Symptomatic spasms have an identifiable cause, accounting for up to 70% of cases. Causes include structural brain abnormalities (e.g., cortical dysplasia), genetic disorders (e.g., Tuberous Sclerosis Complex), or birth injuries (e.g., hypoxic-ischemic encephalopathy). Cryptogenic spasms are those where a cause is suspected due to pre-existing developmental delay, but remains unidentified after extensive testing.

Idiopathic spasms are the rarest category, occurring when the infant had normal development before onset and no cause is found despite comprehensive evaluation. This category is shrinking as genetic and imaging technologies advance. The prognosis is generally better for infants with idiopathic spasms compared to those with a known symptomatic cause.

Diagnosis and Confirmatory Testing

Diagnosis relies on clinical observation and specific electrophysiological testing, typically overseen by a pediatric neurologist. The central diagnostic tool is the Electroencephalogram (EEG), which records the electrical activity of the brain. The EEG captures the electrical signature of the spasms and looks for an abnormal background pattern.

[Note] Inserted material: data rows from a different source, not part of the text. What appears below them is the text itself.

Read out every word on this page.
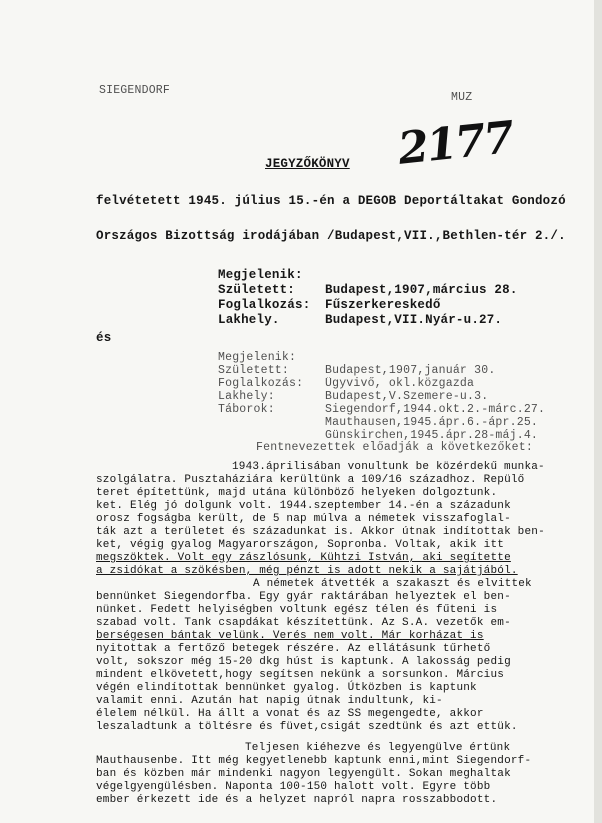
SIEGENDORF
MUZ
2177
JEGYZŐKÖNYV
felvétetett 1945. július 15.-én a DEGOB Deportáltakat Gondozó
Országos Bizottság irodájában /Budapest,VII.,Bethlen-tér 2./.
Megjelenik:
Született:
Foglalkozás:
Lakhely.
Budapest,1907,március 28.
Fűszerkereskedő
Budapest,VII.Nyár-u.27.
és
Megjelenik:
Született:
Foglalkozás:
Lakhely:
Táborok:
Budapest,1907,január 30.
Ügyvivő, okl.közgazda
Budapest,V.Szemere-u.3.
Siegendorf,1944.okt.2.-márc.27.
Mauthausen,1945.ápr.6.-ápr.25.
Günskirchen,1945.ápr.28-máj.4.
Fentnevezettek előadják a következőket:
1943.áprilisában vonultunk be közérdekű munka-
szolgálatra. Pusztaháziára kerültünk a 109/16 századhoz. Repülő
teret építettünk, majd utána különböző helyeken dolgoztunk.
ket. Elég jó dolgunk volt. 1944.szeptember 14.-én a századunk
orosz fogságba került, de 5 nap múlva a németek visszafoglal-
ták azt a területet és századunkat is. Akkor útnak indítottak ben-
ket, végig gyalog Magyarországon, Sopronba. Voltak, akik itt
megszöktek. Volt egy zászlósunk, Kühtzi István, aki segítette
a zsidókat a szökésben, még pénzt is adott nekik a sajátjából.
A németek átvették a szakaszt és elvittek
bennünket Siegendorfba. Egy gyár raktárában helyeztek el ben-
nünket. Fedett helyiségben voltunk egész télen és fűteni is
szabad volt. Tank csapdákat készítettünk. Az S.A. vezetők em-
berségesen bántak velünk. Verés nem volt. Már korházat is
nyitottak a fertőző betegek részére. Az ellátásunk tűrhető
volt, sokszor még 15-20 dkg húst is kaptunk. A lakosság pedig
mindent elkövetett,hogy segítsen nekünk a sorsunkon. Március
végén elindítottak bennünket gyalog. Útközben is kaptunk
valamit enni. Azután hat napig útnak indultunk, ki-
élelem nélkül. Ha állt a vonat és az SS megengedte, akkor
leszaladtunk a töltésre és füvet,csigát szedtünk és azt ettük.
Teljesen kiéhezve és legyengülve értünk
Mauthausenbe. Itt még kegyetlenebb kaptunk enni,mint Siegendorf-
ban és közben már mindenki nagyon legyengült. Sokan meghaltak
végelgyengülésben. Naponta 100-150 halott volt. Egyre több
ember érkezett ide és a helyzet napról napra rosszabbodott.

The characteristic interictal (between spasms) pattern seen on the EEG is called hypsarrhythmia, a highly disorganized, high-amplitude, chaotic arrangement of spikes and slow waves. While hypsarrhythmia is strongly suggestive of the condition, its presence is not mandatory for diagnosis. To determine the underlying etiology, other tests are immediately ordered.

Magnetic Resonance Imaging (MRI) of the brain is essential to identify structural abnormalities or prior brain injury. Additionally, metabolic screenings and targeted genetic panels are used to find inborn errors of metabolism or specific gene mutations, such as those associated with Tuberous Sclerosis Complex.

Treatment Protocols and Long-Term Outlook

The primary goal of treatment is to achieve electroclinical remission: the complete cessation of visible spasms and the resolution of the hypsarrhythmia pattern on the EEG. Early intervention is time-sensitive because ongoing abnormal brain activity directly contributes to developmental regression and poor outcomes. The two main first-line medications are Adrenocorticotropic Hormone (ACTH) and Vigabatrin.

ACTH is a hormonal therapy administered by injection that suppresses spasms and hypsarrhythmia, though it carries a risk of significant side effects (e.g., high blood pressure, infection, weight gain). Vigabatrin is preferred for infants with Tuberous Sclerosis Complex, but it requires mandatory eye monitoring due to the risk of irreversible peripheral vision loss.

If first-line treatments are unsuccessful, second-line options include high-dose oral steroids or a medical Ketogenic Diet. The long-term outlook is highly variable, depending on the underlying cause and the speed of treatment. Infants with a normal developmental trajectory before onset and a rapid response to therapy have a better prognosis. Developmental delays and the later emergence of other forms of epilepsy, such as Lennox-Gastaut syndrome, are common complications.